The meaningful displacement of methane at the burner tip will ultimately require widespread replacement of methane network infrastructure and appliances with hydrogen ones. This is being explored with increasing purpose in some Northern European countries, particularly the Netherlands & the UK (who have rapidly declining domestic reserves of methane). But it represents a major challenge.

Hydrogen can also be blended into existing gas networks (up to at least 20% mix with existing methane supply).  This has two very material benefits:

1. It can accelerate the reduce of the carbon footprint from existing gas networks
2. It provides a market for pilot production projects, helping to drive scaling & cost reductions

If you find it hard to believe that methane networks could be changed out for hydrogen, there is a precedent. Methane from the North Sea replaced ‘town gas’ (sourced from coal) in the UK in the 1950s and 60s.
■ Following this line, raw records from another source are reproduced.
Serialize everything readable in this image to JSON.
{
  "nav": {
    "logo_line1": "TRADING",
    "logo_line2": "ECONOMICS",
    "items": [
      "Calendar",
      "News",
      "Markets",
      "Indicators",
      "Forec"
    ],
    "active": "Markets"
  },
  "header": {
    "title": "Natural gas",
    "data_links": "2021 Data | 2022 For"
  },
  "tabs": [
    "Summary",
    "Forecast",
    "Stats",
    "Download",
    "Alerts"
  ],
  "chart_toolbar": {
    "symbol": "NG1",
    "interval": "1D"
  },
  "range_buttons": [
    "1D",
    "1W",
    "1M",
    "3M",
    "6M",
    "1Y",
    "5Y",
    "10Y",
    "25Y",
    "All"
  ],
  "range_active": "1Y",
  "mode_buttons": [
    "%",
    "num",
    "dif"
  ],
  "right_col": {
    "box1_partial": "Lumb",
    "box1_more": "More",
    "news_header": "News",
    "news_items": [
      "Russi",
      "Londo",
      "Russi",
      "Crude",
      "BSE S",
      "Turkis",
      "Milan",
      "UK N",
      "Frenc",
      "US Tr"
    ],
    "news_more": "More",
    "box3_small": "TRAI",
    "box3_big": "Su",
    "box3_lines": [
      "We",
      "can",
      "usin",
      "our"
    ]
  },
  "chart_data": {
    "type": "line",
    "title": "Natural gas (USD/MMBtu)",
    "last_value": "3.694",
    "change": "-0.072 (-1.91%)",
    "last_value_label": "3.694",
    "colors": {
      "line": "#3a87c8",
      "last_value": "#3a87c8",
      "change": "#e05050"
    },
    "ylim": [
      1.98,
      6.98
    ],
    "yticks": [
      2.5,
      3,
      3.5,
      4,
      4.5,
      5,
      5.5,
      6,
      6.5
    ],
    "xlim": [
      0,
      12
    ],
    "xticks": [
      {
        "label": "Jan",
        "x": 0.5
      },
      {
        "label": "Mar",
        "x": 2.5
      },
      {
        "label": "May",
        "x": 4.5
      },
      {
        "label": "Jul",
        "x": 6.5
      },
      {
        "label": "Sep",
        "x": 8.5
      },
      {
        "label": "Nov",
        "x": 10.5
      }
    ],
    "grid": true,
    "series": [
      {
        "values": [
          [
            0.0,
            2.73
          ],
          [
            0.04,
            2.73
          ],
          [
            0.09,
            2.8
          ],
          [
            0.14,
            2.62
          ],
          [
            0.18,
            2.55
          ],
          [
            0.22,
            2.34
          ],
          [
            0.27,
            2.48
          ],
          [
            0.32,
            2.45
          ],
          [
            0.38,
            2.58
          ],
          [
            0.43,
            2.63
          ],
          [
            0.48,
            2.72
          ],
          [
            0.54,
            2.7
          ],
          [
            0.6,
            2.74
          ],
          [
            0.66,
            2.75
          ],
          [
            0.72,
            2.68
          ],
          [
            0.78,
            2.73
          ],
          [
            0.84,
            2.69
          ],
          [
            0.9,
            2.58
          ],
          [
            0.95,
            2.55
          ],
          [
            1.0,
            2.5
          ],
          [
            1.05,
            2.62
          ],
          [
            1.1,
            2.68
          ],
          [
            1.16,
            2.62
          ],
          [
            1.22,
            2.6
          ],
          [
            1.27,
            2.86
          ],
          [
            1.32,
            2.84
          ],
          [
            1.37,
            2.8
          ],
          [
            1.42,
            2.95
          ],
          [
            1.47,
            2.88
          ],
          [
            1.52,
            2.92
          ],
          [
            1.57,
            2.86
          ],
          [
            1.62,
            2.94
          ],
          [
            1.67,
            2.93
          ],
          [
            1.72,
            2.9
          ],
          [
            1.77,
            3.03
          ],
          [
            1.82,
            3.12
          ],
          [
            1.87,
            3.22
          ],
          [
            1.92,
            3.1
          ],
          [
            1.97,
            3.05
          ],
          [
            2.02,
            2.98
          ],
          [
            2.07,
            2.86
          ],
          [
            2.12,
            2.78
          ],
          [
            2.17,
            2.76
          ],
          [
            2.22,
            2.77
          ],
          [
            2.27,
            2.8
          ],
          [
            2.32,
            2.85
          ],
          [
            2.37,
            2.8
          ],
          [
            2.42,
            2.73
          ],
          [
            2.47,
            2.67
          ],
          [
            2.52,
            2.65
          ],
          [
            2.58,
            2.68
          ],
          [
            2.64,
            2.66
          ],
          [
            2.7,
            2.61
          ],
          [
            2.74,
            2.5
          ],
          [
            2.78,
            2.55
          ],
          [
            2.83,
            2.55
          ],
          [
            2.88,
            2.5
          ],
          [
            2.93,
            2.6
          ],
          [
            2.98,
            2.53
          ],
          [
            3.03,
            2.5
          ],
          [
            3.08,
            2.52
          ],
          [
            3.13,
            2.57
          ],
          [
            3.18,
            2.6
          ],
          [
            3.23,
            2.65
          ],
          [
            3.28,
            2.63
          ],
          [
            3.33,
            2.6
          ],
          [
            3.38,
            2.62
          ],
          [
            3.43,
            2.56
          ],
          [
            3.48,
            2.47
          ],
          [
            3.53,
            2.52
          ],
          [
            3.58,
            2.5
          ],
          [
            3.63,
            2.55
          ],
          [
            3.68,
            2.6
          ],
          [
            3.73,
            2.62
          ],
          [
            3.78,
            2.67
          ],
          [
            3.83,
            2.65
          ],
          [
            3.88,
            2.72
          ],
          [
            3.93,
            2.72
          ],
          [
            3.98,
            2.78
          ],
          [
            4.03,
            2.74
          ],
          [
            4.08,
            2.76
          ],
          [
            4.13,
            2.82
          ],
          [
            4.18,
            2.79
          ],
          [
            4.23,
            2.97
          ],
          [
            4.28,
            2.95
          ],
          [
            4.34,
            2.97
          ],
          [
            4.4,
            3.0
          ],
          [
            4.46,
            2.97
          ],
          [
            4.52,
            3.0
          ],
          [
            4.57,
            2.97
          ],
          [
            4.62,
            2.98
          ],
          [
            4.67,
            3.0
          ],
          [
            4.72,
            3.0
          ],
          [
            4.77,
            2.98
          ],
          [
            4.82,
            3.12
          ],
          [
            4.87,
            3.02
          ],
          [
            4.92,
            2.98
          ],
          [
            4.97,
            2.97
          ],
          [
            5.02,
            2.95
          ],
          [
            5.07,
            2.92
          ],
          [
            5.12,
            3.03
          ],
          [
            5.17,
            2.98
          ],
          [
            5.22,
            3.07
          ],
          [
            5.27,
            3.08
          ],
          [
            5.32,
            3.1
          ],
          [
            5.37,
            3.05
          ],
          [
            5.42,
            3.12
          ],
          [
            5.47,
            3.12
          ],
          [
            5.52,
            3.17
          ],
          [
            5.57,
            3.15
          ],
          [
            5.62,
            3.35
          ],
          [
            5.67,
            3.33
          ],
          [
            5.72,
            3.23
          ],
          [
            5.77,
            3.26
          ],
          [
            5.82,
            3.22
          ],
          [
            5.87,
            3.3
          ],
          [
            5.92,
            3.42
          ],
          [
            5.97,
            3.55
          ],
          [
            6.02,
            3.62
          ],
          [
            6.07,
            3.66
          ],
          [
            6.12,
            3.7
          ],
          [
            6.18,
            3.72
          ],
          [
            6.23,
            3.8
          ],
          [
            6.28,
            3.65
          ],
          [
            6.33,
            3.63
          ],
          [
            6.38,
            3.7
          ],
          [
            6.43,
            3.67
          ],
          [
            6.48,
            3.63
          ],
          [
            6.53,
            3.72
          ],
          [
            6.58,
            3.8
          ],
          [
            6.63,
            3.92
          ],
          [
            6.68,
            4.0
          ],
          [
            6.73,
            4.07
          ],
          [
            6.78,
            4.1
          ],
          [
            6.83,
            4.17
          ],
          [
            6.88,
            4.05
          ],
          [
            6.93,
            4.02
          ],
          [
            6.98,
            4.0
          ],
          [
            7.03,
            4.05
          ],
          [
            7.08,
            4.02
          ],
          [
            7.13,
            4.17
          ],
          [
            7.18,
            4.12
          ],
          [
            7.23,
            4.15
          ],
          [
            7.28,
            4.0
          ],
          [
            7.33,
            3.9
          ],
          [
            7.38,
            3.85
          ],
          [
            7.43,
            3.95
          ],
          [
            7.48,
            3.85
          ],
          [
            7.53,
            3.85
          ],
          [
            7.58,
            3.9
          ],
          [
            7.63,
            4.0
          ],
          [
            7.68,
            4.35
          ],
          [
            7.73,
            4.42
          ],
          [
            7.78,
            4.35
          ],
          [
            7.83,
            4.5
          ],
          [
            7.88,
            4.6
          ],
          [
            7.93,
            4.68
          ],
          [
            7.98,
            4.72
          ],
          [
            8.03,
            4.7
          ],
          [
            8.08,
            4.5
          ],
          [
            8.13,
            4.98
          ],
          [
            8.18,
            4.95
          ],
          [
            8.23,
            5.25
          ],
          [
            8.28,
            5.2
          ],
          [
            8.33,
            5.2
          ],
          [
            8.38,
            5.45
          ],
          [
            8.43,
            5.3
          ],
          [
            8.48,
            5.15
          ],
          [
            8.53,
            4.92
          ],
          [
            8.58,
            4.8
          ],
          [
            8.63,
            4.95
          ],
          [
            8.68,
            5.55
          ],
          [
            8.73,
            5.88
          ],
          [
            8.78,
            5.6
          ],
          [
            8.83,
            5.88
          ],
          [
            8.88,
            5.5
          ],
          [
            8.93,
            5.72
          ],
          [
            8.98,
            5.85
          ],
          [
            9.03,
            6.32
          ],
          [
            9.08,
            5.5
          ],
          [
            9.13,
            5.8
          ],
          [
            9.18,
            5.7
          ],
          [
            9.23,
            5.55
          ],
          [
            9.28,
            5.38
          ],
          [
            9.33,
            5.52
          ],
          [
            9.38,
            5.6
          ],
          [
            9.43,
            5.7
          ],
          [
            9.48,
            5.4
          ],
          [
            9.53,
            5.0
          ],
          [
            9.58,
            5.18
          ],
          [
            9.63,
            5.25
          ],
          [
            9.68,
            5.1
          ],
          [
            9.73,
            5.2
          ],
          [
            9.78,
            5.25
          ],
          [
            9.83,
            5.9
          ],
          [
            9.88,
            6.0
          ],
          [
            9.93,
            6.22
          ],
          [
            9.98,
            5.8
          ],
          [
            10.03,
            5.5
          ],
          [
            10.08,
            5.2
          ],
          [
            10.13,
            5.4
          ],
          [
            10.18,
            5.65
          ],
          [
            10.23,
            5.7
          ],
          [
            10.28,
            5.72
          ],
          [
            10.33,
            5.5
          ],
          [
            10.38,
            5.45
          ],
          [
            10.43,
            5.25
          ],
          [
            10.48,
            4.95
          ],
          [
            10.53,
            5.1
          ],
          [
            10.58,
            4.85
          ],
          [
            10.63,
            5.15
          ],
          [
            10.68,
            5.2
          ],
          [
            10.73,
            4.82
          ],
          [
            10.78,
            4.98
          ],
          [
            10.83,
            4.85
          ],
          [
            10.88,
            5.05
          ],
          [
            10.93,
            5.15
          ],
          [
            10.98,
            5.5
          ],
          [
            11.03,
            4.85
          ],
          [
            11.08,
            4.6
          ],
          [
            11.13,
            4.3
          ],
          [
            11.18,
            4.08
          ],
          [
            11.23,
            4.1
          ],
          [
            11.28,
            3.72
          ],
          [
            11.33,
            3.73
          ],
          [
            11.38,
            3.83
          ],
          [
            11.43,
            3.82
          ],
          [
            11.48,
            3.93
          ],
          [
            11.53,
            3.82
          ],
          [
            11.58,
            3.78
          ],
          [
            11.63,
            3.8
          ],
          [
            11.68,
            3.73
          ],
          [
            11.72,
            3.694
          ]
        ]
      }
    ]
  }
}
Uncertainty makes it even more important to form a view

Liberalisation has divided the gas value chain into different segments, and regulation requires the network and supply functions of the industry to be operated (and often owned) by different companies. The different segments of the liberalised value chain therefore have different commercial interests. Decarbonisation of gas markets will require significant value chain cooperation. This would also involve substantial evolution of both existing and new regulation.

While the decarbonisation benefits of hydrogen could be substantial, there are some sobering hurdles to overcome.  In the meantime, the policy & technology momentum behind electrification is gathering pace – it is the default option, despite a number of its own challenges.

That provides a strong incentive for existing participants in the European gas supply chain to demonstrate the case for hydrogen.  This is likely to result in accelerating industry & policy action targeting hydrogen over the next 5 years.

Against this backdrop, substantial uncertainty remains as to the pace & penetration of electrification and the future role of hydrogen.  But the impact of these disruptive trends is no longer over the investment horizon.  If you are a participant in the European gas supply chain, the time has come to form a view on the implications for asset risk/return.